GradientSolve and HessianSolve

The syntax of these procedures is the same as GeneralSolve but there are two main differences between these procedures and GeneralSolve:

• the derivatives of the expressions are used to improve their interval evaluation: hence the expressions should be at least $C^1$ for GradientSolve and $C^2$ for HessianSolve
• provided that the jacobian of the system is regular these algorithms are able to compute exactly the solutions of a system in the following sense: each of the solution boxes are guaranteed to contain one and only one solution and furthermore there is a numerical scheme that allows to determine this solution. If this is the case these procedures will return as result boxes for which each interval is reduced to a point (otherwise interval solutions are returned: this is a good way to determine if ALIAS has been able to calculate an exact solution). Furthermore the result provided by HessianSolve may be used as input for the Newton procedure that will allow to compute the solutions with an arbitrary accuracy, see section 9.8.

When ALIAS has returned a point M as solution it is always possible to retrieve the boxes in which it was found that there was a unique solution whose approximation is M: all interval solutions are available via the list `ALIAS/Solutions`.

In spite of the additional computation time involved by the use of the derivatives, these procedures are in general faster than GeneralSolve. Indeed the algorithms that are used in these procedures may allow to determine relatively large box in which an unique solution will be found, thereby avoiding a large number of bisection. As this knowledge is used to manage the list of boxes it may have a drastic effect on the computation time of the algorithm.

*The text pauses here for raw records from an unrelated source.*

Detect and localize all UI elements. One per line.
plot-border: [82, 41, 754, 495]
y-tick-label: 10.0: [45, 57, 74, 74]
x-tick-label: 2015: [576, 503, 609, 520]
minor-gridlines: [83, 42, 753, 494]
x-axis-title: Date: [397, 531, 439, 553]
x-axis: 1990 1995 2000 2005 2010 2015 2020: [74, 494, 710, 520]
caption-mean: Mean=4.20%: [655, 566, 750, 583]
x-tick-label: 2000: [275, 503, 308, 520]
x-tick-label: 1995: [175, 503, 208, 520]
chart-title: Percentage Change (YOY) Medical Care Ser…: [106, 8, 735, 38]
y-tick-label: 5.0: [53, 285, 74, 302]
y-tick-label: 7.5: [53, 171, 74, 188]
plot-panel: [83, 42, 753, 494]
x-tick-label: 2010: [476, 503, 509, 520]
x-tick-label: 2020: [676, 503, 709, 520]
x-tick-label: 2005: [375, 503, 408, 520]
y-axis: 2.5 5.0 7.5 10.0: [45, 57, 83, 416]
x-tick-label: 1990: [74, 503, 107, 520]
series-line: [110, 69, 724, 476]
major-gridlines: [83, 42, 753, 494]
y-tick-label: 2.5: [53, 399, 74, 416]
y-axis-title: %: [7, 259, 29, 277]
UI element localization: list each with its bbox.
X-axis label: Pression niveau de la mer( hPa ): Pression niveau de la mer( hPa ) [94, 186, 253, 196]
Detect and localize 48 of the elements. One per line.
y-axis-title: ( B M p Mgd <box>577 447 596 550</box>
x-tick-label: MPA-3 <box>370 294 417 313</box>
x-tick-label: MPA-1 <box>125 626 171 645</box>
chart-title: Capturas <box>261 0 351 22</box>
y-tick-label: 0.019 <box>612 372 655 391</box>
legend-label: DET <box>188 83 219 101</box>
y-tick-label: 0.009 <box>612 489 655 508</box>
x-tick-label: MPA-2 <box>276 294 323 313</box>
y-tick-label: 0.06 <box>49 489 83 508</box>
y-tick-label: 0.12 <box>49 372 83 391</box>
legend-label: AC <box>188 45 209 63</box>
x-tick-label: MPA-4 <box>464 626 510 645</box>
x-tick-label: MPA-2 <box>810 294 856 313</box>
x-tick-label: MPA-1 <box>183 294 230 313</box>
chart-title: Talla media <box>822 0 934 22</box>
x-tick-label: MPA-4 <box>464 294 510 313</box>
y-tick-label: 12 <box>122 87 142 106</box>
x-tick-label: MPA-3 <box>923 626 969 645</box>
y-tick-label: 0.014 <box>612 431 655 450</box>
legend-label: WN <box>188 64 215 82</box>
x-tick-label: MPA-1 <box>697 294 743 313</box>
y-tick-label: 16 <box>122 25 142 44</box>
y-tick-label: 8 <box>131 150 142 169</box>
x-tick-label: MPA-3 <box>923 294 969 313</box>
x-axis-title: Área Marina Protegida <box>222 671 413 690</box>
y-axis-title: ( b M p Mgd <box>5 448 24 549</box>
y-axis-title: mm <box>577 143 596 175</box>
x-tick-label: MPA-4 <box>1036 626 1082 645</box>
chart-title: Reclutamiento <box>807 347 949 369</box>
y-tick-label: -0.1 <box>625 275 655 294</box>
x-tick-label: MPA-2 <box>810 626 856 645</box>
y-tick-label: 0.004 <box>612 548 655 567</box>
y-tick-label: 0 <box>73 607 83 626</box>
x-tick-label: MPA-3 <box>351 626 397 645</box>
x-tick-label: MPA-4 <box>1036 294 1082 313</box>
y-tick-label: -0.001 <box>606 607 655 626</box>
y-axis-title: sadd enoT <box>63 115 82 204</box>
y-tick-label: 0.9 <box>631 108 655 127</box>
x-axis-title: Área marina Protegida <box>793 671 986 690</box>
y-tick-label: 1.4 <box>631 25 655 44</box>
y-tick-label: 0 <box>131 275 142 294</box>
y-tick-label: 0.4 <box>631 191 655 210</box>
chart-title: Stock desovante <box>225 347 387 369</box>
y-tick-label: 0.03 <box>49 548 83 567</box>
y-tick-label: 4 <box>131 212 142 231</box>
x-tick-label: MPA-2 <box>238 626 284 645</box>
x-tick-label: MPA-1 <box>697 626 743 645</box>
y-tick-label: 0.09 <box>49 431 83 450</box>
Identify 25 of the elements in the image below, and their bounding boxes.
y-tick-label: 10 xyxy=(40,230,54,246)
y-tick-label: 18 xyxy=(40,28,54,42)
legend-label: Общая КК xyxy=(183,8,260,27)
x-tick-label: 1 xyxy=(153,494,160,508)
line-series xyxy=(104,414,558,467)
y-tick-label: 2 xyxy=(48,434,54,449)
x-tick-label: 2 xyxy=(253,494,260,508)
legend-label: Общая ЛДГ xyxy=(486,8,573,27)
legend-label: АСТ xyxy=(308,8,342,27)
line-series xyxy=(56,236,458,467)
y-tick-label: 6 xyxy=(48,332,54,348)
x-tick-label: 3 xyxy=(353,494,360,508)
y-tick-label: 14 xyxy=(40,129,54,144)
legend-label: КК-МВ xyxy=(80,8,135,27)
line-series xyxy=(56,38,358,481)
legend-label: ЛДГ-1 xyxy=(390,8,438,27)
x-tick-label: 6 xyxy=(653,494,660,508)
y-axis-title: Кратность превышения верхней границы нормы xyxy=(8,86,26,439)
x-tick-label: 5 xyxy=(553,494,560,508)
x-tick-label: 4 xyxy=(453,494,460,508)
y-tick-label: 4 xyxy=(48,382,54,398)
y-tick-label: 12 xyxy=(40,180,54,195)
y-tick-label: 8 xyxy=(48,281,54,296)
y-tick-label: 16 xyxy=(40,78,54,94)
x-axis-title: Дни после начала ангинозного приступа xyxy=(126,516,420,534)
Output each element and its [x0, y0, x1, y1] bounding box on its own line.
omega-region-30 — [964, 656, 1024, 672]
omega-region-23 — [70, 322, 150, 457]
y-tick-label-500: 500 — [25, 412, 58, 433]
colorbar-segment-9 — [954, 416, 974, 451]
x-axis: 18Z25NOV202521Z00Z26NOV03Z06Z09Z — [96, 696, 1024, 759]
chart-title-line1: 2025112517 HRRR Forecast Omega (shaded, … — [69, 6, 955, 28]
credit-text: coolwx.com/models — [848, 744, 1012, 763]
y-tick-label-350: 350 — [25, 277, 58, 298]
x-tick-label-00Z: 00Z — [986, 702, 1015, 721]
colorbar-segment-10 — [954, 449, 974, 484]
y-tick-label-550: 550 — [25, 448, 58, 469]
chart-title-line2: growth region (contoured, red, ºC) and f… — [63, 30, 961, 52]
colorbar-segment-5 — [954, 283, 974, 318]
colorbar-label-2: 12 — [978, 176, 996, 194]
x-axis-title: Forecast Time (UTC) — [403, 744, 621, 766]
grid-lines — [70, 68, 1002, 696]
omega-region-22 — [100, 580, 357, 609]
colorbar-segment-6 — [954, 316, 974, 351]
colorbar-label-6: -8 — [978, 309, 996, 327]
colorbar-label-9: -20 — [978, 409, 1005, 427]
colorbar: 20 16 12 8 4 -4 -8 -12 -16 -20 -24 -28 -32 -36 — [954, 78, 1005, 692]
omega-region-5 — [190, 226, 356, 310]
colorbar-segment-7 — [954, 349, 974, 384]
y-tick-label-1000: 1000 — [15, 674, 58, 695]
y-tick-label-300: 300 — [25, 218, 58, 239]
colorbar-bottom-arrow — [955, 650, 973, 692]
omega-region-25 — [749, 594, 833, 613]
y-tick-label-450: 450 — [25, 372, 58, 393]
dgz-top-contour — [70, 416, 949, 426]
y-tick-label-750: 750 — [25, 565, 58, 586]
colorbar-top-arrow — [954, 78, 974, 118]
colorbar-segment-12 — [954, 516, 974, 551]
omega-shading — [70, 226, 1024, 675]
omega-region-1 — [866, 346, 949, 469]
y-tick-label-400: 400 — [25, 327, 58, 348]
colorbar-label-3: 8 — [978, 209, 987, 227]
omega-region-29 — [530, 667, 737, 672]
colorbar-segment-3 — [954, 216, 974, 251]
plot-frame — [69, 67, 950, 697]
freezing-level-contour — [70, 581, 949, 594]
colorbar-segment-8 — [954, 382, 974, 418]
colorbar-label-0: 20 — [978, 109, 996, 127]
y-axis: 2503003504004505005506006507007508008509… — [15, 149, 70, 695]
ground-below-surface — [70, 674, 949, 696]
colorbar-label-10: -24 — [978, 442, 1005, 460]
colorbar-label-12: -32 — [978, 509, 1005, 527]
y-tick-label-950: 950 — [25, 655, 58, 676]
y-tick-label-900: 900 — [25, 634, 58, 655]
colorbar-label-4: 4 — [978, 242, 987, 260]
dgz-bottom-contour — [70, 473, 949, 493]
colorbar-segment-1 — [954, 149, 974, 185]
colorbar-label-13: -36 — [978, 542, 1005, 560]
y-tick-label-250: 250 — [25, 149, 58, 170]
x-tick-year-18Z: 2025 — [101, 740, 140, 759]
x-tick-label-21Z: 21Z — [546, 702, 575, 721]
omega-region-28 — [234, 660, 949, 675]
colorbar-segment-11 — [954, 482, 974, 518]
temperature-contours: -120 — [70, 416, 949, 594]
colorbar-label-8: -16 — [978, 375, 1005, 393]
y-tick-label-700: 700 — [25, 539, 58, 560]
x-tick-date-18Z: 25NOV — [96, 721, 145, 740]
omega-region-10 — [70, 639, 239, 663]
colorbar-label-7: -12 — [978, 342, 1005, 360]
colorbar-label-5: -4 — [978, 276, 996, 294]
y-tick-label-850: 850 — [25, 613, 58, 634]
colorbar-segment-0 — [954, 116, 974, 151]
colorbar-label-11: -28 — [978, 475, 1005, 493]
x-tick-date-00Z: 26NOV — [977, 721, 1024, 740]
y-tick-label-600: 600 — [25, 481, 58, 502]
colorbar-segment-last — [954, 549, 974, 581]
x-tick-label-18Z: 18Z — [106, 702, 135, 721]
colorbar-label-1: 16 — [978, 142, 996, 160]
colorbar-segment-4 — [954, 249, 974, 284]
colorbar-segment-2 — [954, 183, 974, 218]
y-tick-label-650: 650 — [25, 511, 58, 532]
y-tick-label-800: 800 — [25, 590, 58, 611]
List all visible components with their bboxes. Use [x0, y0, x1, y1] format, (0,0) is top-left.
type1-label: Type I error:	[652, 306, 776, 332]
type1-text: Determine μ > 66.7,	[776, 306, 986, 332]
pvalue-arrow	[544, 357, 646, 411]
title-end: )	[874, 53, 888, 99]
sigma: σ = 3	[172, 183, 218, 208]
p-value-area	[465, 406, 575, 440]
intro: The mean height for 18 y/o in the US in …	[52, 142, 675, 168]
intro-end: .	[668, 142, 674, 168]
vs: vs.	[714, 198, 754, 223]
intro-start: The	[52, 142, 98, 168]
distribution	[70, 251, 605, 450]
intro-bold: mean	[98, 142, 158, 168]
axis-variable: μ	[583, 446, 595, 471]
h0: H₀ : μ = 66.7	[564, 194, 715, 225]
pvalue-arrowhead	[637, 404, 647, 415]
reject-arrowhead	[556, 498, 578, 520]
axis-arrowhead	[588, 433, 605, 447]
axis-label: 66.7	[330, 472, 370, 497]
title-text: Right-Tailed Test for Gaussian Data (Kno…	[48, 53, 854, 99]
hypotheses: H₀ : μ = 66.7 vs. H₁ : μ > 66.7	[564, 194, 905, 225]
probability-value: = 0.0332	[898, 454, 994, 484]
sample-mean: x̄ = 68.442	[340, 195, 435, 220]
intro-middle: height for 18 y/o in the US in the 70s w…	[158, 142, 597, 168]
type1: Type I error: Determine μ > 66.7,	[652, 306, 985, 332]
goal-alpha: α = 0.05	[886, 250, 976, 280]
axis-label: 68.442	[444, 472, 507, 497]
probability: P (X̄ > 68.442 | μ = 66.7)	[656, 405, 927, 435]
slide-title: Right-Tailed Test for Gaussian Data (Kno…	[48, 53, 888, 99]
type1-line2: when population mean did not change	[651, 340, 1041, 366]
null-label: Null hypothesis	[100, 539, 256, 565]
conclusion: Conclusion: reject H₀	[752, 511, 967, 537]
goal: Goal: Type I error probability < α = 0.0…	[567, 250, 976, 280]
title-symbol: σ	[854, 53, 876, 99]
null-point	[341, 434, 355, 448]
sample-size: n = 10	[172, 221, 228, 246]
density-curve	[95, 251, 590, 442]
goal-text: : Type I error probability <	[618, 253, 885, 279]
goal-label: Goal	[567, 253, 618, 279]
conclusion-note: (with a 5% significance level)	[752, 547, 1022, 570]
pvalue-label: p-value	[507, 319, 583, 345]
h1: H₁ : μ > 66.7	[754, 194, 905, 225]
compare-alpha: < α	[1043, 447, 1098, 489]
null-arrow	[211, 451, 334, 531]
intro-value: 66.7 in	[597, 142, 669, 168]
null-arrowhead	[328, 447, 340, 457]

Note that it is possible to avoid using the Hessian (which may be computer intensive) for the evaluation of the expressions by setting the variable `ALIAS/no_hessian` to 1. The flag `ALIAS/rand` may be used to switch of bisection mode from time to time (it fixes the value of the ALIAS-C++ ALIAS_RANDG variable). The variables `ALIAS/size_tranche_bisection` and `ALIAS/tranche_bisection` may be used for the bisection mode 8 of GradientSolve (see the ALIAS-C++ manual).

For systems with $m$ equations and $n$ unknowns with $m>n$ the algorithm computes the exact solutions of the first $n$ equations. Then if the interval evaluation of all the $m-n$ remaining equations has an absolute value lower than `ALIAS/fepsilon` the solution is supposed to be valid. For systems with $m<n$ see section 3.4.